Полюс. Неутоленная жажда - Карпенко Георгий. Страница 13

После обеда пурга валила «дуром». Мы счастливым образом вышли из торосов, прошли некоторое время по вполне сносным полям, после чего в условиях плохой видимости попали примерно в такой же хаос, как и перед обедом. Но мы не остановились на ночевку, а мучаясь, начали искать проход, и в результате вышли на простор и уже шли без особого сопротивления до самой ночи. Приятно было остановиться на ночевку, перевалив через очередные торосы в самом начале громадного, чистого поля, которое простиралось, как нам казалось, до самого Полюса. После всех сегодняшних дел нам было радостно. И еще нам было радостно оттого, что сегодня, 27 марта, у Славы день рождения. Славка захотел связать свое рождение с видом убегающего на север ледового поля, не встречающего сопротивления торосов до самого горизонта. Поэтому здесь, прямо на грубом капроне нарт появились пластиковая бутылочка с разведенным еще в обед спиртом, сохраняемая от мороза у именинника за пазухой, и пара фиников на закуску. Капюшоны наши были покрыты слоем инея. С носа на усы и подбородок, сплетая одежду и волосы, единой массой свисал комок льда. Отмороженные по самые глаза щеки покрылись наростами болячек. Я пожелал Славке того, что в тот момент было для него самым важным, — дойти. Мы выпили за это и, в последний раз добежав взглядом до горизонта, поспешили в палатку, варить ужин, в предвкушении продолжения праздника.

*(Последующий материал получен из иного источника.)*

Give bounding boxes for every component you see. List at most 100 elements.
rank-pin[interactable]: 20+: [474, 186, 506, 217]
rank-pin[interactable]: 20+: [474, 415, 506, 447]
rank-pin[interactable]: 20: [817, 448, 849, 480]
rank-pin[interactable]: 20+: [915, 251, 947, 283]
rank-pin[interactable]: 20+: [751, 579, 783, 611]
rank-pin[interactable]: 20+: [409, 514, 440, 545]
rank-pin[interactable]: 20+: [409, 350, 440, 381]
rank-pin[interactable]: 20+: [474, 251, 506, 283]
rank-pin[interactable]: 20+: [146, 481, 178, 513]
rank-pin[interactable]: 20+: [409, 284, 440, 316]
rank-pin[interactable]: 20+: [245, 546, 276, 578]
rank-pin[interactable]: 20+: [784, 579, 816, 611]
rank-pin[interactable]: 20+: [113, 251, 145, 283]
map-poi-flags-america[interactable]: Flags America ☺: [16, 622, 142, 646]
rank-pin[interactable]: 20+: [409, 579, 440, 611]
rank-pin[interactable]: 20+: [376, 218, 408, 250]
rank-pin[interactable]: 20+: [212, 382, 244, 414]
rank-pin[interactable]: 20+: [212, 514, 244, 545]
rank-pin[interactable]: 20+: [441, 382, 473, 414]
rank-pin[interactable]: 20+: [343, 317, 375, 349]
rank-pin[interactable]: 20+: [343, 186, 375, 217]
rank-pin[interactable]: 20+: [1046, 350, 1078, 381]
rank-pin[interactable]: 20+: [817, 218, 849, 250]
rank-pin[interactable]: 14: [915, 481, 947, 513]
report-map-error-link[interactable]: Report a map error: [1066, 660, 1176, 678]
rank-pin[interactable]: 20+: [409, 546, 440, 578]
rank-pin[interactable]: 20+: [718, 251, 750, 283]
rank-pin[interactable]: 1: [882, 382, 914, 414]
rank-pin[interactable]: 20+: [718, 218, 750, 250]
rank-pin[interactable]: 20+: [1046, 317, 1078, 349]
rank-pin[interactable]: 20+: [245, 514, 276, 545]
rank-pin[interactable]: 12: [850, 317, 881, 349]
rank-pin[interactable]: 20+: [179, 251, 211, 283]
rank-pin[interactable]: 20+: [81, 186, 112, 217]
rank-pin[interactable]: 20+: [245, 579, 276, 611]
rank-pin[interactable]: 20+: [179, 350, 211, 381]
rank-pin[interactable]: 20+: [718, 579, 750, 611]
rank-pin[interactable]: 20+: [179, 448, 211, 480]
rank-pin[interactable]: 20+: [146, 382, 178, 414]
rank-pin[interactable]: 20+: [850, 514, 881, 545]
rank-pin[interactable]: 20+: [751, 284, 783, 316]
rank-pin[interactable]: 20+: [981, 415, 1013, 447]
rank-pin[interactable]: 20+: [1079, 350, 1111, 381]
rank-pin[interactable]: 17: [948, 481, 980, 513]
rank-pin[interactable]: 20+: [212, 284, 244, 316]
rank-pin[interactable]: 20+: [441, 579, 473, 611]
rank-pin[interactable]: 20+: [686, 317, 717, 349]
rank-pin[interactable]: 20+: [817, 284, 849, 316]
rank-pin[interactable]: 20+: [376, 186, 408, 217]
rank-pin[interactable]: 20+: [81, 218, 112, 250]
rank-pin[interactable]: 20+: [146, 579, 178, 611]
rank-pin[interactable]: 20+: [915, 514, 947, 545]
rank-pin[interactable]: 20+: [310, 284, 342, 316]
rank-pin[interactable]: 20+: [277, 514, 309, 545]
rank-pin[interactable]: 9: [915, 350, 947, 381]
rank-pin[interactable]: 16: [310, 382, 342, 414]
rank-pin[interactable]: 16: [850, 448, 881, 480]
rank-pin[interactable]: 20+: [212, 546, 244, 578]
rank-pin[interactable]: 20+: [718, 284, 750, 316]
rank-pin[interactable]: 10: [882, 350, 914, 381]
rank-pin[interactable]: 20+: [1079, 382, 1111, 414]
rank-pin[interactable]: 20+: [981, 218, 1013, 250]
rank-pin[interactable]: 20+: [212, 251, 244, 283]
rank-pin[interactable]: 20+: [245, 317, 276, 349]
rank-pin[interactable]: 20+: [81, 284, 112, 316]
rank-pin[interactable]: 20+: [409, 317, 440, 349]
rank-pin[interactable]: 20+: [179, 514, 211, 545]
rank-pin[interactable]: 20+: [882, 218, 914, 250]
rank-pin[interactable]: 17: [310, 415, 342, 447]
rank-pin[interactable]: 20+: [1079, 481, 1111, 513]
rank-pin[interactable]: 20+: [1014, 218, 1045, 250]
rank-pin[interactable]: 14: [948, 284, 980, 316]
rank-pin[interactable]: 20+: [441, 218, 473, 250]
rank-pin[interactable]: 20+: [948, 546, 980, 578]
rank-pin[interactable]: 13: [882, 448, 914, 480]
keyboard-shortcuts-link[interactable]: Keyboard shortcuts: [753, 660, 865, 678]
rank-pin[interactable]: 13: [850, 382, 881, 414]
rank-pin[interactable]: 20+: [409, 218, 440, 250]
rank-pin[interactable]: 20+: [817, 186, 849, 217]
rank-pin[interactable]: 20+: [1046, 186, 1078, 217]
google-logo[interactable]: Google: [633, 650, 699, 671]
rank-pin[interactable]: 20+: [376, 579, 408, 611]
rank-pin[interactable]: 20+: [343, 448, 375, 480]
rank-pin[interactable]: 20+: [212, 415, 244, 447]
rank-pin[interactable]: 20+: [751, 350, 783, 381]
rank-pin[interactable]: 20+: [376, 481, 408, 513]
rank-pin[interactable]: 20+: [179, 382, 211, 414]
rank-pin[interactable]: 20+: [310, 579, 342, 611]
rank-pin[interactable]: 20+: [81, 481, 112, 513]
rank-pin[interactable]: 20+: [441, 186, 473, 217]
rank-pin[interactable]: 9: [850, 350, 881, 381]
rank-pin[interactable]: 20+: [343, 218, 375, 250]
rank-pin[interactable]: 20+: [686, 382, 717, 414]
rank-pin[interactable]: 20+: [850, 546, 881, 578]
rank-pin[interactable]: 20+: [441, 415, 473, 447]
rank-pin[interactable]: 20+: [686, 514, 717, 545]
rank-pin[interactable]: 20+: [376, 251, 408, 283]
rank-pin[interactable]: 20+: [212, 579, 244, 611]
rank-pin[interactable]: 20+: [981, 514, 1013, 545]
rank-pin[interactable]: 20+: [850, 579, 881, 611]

Каждую субботу я звонил домой. В тот момент, когда мы укладывались спать, в Пушкино было начало вечера. Обычно трубку брала Люда, и я сообщал ей свои координаты, причем разбираться в градусах, широте, долготе я ее не учил. Самое удивительное, что она по этим параметрам четко ориентировалась в том, насколько хорошо или плохо мы продвигаемся. Четыре года назад, когда я вернулся домой после своего путешествия на яхте в Антарктиду, я обнаружил в своем большом атласе аккуратные, почти профессиональные записи координат нашего передвижения. Я коротко описывал ей основные наши события, после чего она спрашивала меня, не болен ли я? Наверно, ее смущал мой голос, измененный спутниковой связью. Я слышал ее плохо, и только потом до меня дошло, что по субботам, как у нас и было заведено, они топили баню и, каждую минуту ожидая моего звонка, уносили туда телефон, при этом связь ухудшалась. В Хатангу мы звонили чаще, чем домой, но все равно Гамет был недоволен, он хотел иметь наши координаты каждый день. В конце марта он сделал нам два сильных сообщения. Первое: мы оторвались от корейцев на двести десять километров. Второе — печальное: Доминик улетела в Финляндию, где ей ампутировали четыре пальца. Для нас со Славкой второе сообщение было ужасным и полностью скомкало впечатление от первого, лишив нас радости относительно корейцев. Из рассказов тех, кто ходил сюда автономно, мы знали, что Полюс требует полной самоотдачи и ухода от любых поблажек себе, таких, например, как восьмичасовой сон. Нужно будет идти в любую погоду, любую пургу, идти, используя каждую минуту для передвижения в меридиональном направлении. Такой спартанский режим позволил нам хорошо продвигаться. В конце марта из Хатанги, а потом и из Москвы стали долетать до нас хвалебные в наш адрес слова. Всегда приятно, когда тебя хвалят, тем более когда это касается твоего любимого дела. Корейцы наверняка не ожидали увидеть Арктику такой неприступной. Действительно, в альпинизме все происходит гораздо более стремительно: несколько дней работы — и все заканчивается. А здесь Север буквально корежил тебя в течение двух месяцев, минута за минутой, и не было в этом марафоне ни минуты отдыха. Даже когда ты отдыхал, твое тело стерег мороз. Через две-три недели такого прессинга Арктика могла сломать любого человека.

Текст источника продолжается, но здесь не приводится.